Introduction: This is the first patient with CVID with a new heterozygous variant in NFKB1 followed by Autoimmunity and Immunology Department from Hospital El Cruce. Clinical Case: She is a 40 years old patient with a history of cytopenias and chronic lymphoproliferation. She was referred from the Hematology Unit because of the presence of cytopenias with unknown etiology. Familial Background: Mother died at 28 years old because of SLE and she has a young daughter suffering from cytopenias.
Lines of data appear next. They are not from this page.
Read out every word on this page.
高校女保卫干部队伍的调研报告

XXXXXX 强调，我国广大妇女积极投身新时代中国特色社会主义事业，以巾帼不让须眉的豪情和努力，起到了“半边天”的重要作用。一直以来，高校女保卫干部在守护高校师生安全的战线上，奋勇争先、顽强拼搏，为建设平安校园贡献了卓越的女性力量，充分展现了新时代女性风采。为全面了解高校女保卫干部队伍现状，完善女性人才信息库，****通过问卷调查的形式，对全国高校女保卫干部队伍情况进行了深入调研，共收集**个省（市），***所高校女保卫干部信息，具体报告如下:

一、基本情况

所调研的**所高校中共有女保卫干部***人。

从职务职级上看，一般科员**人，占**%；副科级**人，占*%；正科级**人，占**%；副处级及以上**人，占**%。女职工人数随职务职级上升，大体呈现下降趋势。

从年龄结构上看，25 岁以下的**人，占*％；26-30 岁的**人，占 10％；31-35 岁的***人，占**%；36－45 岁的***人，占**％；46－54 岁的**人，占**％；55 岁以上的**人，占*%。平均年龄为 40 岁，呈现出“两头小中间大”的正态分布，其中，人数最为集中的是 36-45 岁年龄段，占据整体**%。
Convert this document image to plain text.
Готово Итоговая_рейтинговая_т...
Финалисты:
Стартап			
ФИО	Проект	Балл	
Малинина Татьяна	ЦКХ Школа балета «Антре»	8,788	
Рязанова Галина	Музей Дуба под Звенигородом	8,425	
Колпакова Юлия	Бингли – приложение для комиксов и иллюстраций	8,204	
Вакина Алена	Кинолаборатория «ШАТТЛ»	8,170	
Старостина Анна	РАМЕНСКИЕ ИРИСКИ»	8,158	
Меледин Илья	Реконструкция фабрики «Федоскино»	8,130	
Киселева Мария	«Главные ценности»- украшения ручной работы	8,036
She reports seizures during infancy, an isolated episode of pneumonia when she was 20 years old, pharyngitis, and oral thrush associated with leukopenia. In 2018 she was admitted for the first time due to leukopenia and thrombocytopenia, bone marrow punction was normal and a PAN-CT revealed multiple cervical and iliac adenopathies with a homogeneous hepatosplenomegaly. Lymph node biopsy showed reactive follicular hyperplasia and liver biopsy presented CD8+T Cells lymphoid infiltration, without plasma cells. Complete autoantibodies panel was negative. Because of the presence of cytopenias and chronic lymphoproliferation, ALPS was suspected. Initial lab tests showed high levels of B12 vitamin and DNTcell of 4.5% associated with hypogammaglobulinemia. She started with steroids, with a good initial response. Unfortunately, she was admitted several times due to severe cytopenias and lymphoproliferation. An extended molecular panel revealed a pathogenic five nucleotide insertion in the exon 11 of NFKB1 (p.Val313Fs – c.936_937insTTGG) in heterozygosis, not reported yet. This insertion produces a subsequent frameshift in a conserved region. With these results, CVID with an ALPS-like phenotype was assumed. She is under treatment with a low dose of steroids and waiting for health insurance to provide Immunoglobulin treatment. Her daughter was diagnosed with the same variant. Discussion: Autoimmune cytopenias and lymphoproliferation are common symptoms of IEI, despite no recurrent infections.